Takada Matabei Yoshitsugu (1590–1671) was a famous warrior who hailed from the province of Iga (today’s Mie prefecture). Born in the village of Shirakashi (today part of Ueno city), he moved to Nara at a young age to study the art of fighting with the lance under Nakamura Ichiemon Naomasa (1583–1652), one of the star deshi of the great Hōzōin Inei (1521–1607), the famous abbot of the Kōfuku temple and founder of the Hōzōin school of spear fighting.
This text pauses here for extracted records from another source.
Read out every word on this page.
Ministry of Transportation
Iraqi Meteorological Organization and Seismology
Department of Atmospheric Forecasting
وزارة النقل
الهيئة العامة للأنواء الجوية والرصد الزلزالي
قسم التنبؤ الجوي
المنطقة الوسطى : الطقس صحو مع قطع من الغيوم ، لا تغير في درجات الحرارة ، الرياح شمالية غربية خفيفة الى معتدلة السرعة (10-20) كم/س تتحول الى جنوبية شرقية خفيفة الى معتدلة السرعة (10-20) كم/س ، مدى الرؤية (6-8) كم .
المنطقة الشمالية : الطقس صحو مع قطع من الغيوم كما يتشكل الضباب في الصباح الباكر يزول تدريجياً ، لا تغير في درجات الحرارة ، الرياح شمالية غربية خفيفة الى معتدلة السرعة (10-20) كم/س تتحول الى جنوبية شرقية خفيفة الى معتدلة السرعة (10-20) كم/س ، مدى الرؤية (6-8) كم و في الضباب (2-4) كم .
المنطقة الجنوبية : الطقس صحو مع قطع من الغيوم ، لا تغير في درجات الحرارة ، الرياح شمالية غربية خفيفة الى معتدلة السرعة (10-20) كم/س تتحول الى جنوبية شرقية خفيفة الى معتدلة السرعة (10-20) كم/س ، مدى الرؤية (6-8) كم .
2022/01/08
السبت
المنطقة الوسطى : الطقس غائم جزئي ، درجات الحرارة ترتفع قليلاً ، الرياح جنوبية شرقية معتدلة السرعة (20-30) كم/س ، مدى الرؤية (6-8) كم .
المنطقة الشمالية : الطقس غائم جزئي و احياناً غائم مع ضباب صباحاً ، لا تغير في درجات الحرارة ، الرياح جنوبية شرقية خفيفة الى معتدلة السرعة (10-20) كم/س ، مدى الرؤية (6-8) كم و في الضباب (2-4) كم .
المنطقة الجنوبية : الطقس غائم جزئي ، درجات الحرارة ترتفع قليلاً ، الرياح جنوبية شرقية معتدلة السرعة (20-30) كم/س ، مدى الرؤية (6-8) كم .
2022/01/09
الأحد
It is believed that, in his twenties Matabei moved to Edo to open his own dôjô, attracting more than four thousand followers. In 1623, at the age of thirty-four, he entered the service of Ogasawara Tadazane, then still lord of the Akashi fiefdom in Harima. Like Musashi’s son, Iori, Matabei moved down with lord Tadazane to Kokura on the southern island of Kyushu, and participated in the siege of Hara castle during the Shimabara rebellion.
Given that Matabei’s stay at Akashi and later at Kokura coincided with that of Musashi, it is almost certain that he and Musashi practiced together regularly, although there would have been many dōjō in Akashi and Kokura. It was during Musashi’s time in Kokura that, according to the Bushū denraiki, he and Matabei engaged in a friendly duel in the presence of Lord Tadazane. The record describes how:
武州は常の使ひ木刀二刀にて立合る。又兵衛、十文字の竹刀にて立向ふ。武州、中段の位にて三本迄入込る。三本目の時、「今のは當りたり。然れ共、下りて足に當れり」との玉ふ。見物の面々も見留めざると也。
Musashi was armed with his inseparable two bokutô, while Matabei faced him with a cross-shaped yari made of bamboo. Up to three times Musashi charged, his bokutô held in a chûdan position. The third time round he said: “This time I touched you, but the tip of your yari deflected, striking my leg.” It seems that this had even escaped those who had been looking on.